La garita era un sitio ideal para pegarse un tiro. Raro era el reemplazo que no tenía en su nómina un par de suicidas, o más. El recluta, guripa, veterano, abuelo o bisa, de todo había, se disparaba una bala por debajo de la barbilla, para que saliese por lo alto del cráneo, y agujerease la gorra, no se sabe con exactitud si por voluntad propia o por juguetear. Las garitas rodeaban el perímetro del cuartel, y algunas estaban muy, muy retiradas, de aquel. Las había modernas y otras de cuando Franco era cadete. Unas tenían luz y telefonillo, y otras ni cristales en la ventana. El paso por la garita se hacía largo, un par de horas a altas de la madrugada. La primera era llevadera, la segunda se hacía eterna. A lo lejos se veían las luces de un pueblo cercano, las de los coches por la carretera y muchas estrellas en el cielo.
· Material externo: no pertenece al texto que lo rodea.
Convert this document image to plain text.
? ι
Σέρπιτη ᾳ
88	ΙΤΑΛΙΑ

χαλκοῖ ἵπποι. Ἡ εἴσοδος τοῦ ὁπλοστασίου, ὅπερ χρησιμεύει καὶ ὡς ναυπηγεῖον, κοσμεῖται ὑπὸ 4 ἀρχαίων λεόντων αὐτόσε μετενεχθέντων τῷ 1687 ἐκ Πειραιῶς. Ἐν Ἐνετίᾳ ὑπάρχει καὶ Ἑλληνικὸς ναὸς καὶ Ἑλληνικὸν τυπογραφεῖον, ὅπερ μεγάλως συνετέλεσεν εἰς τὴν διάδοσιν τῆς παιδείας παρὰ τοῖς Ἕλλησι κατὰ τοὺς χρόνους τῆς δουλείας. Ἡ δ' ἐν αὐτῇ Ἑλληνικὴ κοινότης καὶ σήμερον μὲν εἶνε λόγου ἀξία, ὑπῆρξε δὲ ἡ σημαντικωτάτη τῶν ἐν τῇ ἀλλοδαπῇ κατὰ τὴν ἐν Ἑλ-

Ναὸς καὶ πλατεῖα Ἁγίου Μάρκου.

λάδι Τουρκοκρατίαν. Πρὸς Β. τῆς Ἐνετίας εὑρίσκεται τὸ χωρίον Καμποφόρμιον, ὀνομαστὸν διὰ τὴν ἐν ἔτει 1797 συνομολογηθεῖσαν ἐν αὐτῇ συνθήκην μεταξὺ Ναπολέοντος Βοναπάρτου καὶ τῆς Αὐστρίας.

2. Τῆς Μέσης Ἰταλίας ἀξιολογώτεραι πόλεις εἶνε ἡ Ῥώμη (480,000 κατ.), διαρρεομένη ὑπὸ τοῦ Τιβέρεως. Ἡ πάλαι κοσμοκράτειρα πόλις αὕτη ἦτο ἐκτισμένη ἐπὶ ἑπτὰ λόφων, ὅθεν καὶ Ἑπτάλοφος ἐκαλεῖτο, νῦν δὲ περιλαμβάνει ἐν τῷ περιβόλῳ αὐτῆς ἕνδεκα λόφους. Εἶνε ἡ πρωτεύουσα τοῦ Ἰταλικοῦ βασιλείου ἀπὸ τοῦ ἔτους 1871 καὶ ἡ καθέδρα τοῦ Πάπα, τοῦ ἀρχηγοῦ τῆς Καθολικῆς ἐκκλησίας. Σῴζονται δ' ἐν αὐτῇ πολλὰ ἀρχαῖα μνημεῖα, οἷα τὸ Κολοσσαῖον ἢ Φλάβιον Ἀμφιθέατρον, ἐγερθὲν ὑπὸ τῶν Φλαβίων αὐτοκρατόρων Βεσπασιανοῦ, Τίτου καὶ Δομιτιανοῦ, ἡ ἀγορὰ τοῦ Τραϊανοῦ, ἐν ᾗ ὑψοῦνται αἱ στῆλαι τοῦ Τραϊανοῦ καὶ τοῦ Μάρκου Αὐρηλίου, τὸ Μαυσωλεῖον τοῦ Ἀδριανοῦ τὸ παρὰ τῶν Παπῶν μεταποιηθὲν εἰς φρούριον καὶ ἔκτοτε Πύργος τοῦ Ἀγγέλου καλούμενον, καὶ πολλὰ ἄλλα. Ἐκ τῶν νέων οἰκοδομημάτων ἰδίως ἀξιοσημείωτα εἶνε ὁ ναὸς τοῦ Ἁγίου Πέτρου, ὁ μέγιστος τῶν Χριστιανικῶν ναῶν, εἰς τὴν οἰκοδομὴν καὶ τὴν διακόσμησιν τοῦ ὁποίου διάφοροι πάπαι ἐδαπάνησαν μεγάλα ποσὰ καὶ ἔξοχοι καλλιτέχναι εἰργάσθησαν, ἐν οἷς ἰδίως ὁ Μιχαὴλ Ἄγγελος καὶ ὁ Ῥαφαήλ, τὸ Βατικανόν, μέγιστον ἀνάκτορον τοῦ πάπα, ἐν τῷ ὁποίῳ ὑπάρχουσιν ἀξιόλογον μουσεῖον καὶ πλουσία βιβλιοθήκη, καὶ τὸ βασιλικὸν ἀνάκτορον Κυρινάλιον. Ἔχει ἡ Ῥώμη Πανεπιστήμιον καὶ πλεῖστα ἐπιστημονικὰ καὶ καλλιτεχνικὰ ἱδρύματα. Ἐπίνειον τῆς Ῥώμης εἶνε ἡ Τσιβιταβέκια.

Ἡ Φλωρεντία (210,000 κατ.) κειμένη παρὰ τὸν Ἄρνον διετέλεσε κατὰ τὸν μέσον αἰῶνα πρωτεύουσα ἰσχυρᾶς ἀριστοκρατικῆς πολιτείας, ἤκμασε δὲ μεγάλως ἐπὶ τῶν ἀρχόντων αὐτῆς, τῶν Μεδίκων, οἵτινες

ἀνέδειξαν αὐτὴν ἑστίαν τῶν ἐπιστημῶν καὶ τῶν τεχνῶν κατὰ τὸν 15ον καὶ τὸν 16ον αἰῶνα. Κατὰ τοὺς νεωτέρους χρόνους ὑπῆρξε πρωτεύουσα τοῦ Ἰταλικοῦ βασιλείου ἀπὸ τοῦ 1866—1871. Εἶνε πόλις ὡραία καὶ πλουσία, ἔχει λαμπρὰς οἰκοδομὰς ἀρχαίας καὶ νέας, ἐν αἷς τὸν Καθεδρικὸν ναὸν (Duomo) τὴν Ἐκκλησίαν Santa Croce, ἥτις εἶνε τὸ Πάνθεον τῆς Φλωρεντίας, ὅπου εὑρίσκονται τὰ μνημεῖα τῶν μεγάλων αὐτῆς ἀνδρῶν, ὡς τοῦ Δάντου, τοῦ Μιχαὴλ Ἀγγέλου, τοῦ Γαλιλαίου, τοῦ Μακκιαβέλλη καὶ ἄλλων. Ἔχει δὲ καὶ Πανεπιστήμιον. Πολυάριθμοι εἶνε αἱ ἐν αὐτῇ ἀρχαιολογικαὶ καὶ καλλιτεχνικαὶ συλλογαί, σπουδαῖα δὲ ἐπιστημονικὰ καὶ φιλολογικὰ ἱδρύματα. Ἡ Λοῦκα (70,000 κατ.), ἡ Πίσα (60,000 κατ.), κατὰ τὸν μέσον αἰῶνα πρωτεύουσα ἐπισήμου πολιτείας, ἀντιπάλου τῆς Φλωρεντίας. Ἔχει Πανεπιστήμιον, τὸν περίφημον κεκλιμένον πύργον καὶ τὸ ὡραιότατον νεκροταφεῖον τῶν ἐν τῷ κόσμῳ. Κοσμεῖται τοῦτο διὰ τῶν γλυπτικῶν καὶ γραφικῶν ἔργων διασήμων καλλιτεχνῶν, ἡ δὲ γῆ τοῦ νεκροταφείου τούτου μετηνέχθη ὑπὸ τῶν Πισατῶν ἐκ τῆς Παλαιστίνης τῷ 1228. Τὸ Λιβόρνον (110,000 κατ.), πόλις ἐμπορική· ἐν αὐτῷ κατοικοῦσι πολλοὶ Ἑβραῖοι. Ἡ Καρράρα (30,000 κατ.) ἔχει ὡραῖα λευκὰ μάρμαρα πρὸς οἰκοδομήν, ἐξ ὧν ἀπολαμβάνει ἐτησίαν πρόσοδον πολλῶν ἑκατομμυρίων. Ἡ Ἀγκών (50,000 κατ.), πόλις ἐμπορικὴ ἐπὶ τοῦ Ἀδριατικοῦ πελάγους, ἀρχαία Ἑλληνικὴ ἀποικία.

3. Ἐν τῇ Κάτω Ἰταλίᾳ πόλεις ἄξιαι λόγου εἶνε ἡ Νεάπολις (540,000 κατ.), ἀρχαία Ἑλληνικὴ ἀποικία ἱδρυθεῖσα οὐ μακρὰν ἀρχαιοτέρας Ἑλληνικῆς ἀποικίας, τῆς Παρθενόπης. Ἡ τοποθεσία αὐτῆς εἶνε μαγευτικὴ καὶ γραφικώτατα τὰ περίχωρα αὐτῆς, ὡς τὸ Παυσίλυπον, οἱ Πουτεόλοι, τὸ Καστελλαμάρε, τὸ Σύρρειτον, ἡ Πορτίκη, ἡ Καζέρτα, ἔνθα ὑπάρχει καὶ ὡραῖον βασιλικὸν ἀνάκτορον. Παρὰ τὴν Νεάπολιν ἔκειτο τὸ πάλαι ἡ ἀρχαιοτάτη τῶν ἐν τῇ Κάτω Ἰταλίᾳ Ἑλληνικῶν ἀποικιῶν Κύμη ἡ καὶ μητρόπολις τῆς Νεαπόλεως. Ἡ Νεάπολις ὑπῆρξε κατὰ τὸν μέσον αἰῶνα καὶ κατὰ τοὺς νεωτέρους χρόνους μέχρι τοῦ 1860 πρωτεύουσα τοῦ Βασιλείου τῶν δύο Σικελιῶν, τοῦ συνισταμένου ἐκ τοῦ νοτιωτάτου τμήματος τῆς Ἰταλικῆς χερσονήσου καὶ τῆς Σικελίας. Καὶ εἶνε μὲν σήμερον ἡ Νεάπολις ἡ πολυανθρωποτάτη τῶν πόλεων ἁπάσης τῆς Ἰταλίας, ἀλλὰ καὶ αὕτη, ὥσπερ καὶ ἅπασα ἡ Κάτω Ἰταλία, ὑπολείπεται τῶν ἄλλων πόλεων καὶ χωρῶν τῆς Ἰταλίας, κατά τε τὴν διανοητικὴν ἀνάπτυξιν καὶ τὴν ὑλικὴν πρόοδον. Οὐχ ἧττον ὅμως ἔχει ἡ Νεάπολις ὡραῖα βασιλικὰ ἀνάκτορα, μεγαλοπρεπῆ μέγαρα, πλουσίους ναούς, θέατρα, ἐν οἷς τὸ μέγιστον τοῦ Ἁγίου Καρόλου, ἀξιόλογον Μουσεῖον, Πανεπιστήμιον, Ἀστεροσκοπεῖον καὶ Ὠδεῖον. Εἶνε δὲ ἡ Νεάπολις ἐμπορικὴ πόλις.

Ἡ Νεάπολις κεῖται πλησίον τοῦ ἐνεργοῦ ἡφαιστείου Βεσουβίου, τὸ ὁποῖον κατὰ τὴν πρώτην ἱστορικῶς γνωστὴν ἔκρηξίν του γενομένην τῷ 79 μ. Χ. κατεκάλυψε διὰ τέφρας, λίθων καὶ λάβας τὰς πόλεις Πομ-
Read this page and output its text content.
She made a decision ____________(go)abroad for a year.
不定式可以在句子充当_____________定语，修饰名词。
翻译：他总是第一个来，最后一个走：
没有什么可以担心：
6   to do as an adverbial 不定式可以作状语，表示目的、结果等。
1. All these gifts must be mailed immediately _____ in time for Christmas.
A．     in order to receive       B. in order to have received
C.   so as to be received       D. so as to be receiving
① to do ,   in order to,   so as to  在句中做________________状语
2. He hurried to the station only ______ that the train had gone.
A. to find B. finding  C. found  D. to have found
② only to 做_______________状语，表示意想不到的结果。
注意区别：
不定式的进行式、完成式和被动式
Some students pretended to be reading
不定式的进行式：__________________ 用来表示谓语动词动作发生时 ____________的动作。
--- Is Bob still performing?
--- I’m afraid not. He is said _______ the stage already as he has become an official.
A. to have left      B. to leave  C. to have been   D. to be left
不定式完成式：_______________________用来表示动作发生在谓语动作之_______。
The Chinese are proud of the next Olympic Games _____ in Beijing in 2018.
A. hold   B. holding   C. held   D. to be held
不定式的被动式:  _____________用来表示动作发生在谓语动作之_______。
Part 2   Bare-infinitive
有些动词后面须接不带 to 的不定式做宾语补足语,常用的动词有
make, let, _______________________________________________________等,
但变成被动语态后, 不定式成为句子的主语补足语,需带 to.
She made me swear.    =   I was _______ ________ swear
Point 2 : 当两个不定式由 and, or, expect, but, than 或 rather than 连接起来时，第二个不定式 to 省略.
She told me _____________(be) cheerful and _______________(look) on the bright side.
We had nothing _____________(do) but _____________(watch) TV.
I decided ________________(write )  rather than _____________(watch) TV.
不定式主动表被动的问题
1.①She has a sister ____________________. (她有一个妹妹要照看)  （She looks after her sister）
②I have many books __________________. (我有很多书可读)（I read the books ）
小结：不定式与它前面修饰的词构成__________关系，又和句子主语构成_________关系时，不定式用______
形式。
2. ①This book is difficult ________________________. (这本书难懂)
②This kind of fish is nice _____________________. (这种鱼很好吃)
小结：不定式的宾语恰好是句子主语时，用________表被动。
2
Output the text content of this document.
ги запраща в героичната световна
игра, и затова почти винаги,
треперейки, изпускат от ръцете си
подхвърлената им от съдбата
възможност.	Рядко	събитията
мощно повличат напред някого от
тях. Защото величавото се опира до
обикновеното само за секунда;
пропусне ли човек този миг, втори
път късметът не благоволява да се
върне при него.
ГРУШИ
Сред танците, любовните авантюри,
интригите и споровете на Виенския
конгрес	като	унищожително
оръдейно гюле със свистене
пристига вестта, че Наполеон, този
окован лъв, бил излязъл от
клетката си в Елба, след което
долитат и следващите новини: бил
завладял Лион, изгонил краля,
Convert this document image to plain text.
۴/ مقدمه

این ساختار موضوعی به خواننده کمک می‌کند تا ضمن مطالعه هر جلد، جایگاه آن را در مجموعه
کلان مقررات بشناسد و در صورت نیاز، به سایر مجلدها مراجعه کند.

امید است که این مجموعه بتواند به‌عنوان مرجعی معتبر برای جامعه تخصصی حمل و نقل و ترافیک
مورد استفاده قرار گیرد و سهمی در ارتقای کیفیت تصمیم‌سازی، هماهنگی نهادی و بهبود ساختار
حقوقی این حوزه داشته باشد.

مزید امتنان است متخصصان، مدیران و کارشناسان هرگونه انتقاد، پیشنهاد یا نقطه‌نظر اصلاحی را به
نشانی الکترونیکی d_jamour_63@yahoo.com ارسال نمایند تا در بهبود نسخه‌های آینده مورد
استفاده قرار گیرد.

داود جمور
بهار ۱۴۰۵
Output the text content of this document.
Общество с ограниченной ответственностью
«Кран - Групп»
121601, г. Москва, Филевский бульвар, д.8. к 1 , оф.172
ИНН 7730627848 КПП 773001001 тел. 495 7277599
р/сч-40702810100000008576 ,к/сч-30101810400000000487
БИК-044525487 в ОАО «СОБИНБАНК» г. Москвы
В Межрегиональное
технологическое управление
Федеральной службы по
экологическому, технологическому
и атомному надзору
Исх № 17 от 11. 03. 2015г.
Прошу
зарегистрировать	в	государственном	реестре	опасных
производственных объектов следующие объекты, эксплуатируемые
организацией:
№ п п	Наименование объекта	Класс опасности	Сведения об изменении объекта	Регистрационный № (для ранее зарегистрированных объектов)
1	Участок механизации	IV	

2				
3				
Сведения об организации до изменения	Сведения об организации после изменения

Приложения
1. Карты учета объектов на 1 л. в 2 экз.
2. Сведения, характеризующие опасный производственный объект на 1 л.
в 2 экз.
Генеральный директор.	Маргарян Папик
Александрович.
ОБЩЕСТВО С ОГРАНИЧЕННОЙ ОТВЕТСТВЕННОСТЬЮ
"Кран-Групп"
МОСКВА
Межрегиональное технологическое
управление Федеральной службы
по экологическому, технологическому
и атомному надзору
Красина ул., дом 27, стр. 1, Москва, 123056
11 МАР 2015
En ocasiones, de la oscuridad surgía un oficial con ganas de hacerse unas pajas y te daba conversación. Era conveniente ser escueto. Hubo gente con un buen permiso tras un refuerzo, todo hay que decirlo. Otros, sin embargo, sufrían errores en el cuadrante y se chupaban dos garitas y una puerta en la misma noche. Recuerdo que después de una de aquellas me di de bruces con un pilar camino del barracón, generando esa alegría tan propia de los cuarteles ante la desgracia ajena. El refuerzo era más jodido que la imaginaria. En pie, con el cetme apuntando a la oscuridad y cubierto por un trescuartos o una manta, buscabas el modo de acomodarte contra alguna pared sin conseguirlo. Después de canturrear canciones y recordar chistes aún daba tiempo para imaginar muchas cosas, entre otras cómo se las apañaban algunos para apretar el gatillo y acabar de una vez la mili. Es posible que, con la tontería de probar, se descubriese el modo.